Angst vor dem Präzedenzfall
Christiane Schlötzer, Süddeutsche Zeitung vom 13. Juni 2003
Die Gedenkstätte liegt auf einem Hügel über dem Dorf, in den Ausläufern des mächtigen Parnassos-Massivs. Touristen erreichen den Ort eher selten, auch wenn sie ihm recht nahe kommen, auf dem Weg über Serpentinenstraßen ins benachbarte antike Delphi. In der Gedenkstätte von Distomo gibt es einen Schrank. Öffnen sich die Türen, fällt der Blick auf Gebeine. 218 Totenköpfe liegen in den Holzfächern, an jedem Fach ist ein weißer Zettel angeheftet, darauf ein Name.
Das Geschehen von Distomo am 10.Juni 1944 ist gut dokumentiert. Es war Gegenstand eines NS-Militärtribunals, weil schon kurz nach dem Massaker bekannt wurde, dass die mörderische Kompanie der 4. SS- Panzergrenadierdivision keineswegs von Bewohnern des Dorfes angegriffen worden war, wie der Kommandant, SS-Hauptsturmführer Fritz Lautenbach, behauptet hatte. An jenem Tag wurde die Einheit nämlich von einem Mann der Geheimen Feldpolizei begleitet. Dieser berichtete, die Kompanie sei zwar von griechischen Widerstandskämpfern attackiert worden, aber viele Kilometer von Distomo entfernt.
Nachdem die SS-Leute die Partisanen aus den Augen verloren hatten, fielen sie über das wehrlose Dorf Distomo her, töteten wahllos Männer und Frauen, auch zwölf Greisinnen von mehr als 70Jahren und vier Säuglinge mit weniger als sechs Monaten. Bei der Untersuchung durch das NS-Militärtribunal gab Hauptsturmführer Lautenbach zu, dass er die üblichen Befehle überschritten habe; er wurde dennoch exkulpiert. Griechische Zeugen wurden nicht gehört.
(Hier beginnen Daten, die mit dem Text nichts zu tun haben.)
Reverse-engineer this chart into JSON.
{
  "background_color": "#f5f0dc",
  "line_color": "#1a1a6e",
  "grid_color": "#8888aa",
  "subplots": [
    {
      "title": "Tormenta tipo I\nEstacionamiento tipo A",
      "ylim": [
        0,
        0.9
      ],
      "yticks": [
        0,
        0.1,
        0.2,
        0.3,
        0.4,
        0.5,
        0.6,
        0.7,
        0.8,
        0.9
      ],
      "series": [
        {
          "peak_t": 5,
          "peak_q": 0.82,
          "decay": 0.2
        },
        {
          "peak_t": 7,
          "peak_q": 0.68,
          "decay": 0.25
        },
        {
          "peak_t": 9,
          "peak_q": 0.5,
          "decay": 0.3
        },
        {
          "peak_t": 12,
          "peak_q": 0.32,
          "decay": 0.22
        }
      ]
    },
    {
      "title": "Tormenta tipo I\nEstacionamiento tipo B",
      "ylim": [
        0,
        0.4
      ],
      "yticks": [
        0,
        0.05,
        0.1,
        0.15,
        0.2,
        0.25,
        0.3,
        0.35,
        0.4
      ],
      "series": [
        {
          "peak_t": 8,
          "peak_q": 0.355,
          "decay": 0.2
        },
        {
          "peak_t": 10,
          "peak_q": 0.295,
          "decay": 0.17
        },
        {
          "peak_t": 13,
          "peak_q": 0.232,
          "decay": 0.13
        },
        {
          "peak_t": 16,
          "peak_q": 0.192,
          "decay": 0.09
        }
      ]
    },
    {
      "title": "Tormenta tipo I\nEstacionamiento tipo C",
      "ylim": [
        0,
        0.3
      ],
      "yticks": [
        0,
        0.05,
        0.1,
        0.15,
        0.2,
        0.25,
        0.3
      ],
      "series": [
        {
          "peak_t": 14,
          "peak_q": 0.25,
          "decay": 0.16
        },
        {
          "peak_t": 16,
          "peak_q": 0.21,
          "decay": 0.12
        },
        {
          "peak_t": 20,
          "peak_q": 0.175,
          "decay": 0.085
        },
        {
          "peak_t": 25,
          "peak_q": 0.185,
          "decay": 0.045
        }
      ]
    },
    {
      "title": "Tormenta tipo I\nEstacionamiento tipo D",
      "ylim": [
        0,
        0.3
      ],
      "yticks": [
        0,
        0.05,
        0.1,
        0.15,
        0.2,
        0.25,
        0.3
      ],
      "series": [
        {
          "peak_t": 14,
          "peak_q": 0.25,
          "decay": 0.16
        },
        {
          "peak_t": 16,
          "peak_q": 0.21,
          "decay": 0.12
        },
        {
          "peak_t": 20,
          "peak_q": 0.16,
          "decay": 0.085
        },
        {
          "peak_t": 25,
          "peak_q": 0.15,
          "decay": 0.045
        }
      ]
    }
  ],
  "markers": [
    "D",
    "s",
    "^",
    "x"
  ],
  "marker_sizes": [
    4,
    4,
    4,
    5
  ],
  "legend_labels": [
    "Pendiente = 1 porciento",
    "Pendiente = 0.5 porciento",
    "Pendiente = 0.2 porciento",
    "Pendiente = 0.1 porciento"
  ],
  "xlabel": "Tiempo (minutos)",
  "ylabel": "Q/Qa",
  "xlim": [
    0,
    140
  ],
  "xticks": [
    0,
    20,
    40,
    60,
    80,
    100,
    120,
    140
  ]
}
Das Geschehen von Distomo war lange nur noch in der Erinnerung der Opfer präsent, und allenfalls ein paar Historiker interessierten sich für die alten Akten. Als erster höchster Repräsentant der Bundesrepublik reiste der frühere Bundespräsident Richard von Weizsäcker 1987 nach Griechenland, um sich vor den Opfern der deutschen Militärherrschaft zu verneigen. Die Angehörigen der Ermordeten hofften, Deutschland werde dieser Geste eine finanzielle Entschädigung folgen lassen.
Aber alle deutschen Regierungen fürchteten einen Präzedenzfall. Regelmäßig wurde auf eine frühere Pauschalentschädigung an Athen verwiesen. Für die Hinterbliebenen aber war dies nicht einmal ein Almosen. So klagten sie, und bekamen zunächst Recht, von einem Landgericht in Livadia, in dessen Bezirk die Ortschaft Distomo liegt. Aber bislang konnten die Kläger die 1997 in Livadia und im Jahr 2000 sogar vom griechischen Areopag, dem höchsten Gericht des Landes, bestätigte Entschädigung von damals 55 Millionen Mark juristisch nicht gegen die Bundesrepublik durchsetzen.
Die Kläger hoffen seitdem auch auf den Europäischen Gerichtshof. Ihr Anwalt Ioannis Stamoulis hat versprochen, irgendwann werde "David gegen Goliath siegen". Stamoulis hat sich beim Europäischen Menschenrechtsgerichtshof über die deutsche Regierung beschwert. Eine zweite Beschwerde richtete er gegen seine eigene Regierung, weil er auch im griechischen Justizministerium mangelndes Interesse sah, die Forderungen einzutreiben.
Die Regierung in Athen wünschte sich immer eine außergerichtliche Einigung, schließlich will sie die guten Beziehungen zu Berlin nicht gefährden. Der griechische Außenminister George Papandreou und sein deutscher Kollege Joschka Fischer pflegen betont freundschaftlichen Umgang. Aber für die Wünsche der Bürger aus Distomo sind eher die Finanz- und Justizressorts zuständig. Große Summen erwarten die Hinterbliebenen nicht. Distomo ist heute ein Dorf der Rentner. Die meisten haben nicht mehr lange Zeit zum Kämpfen.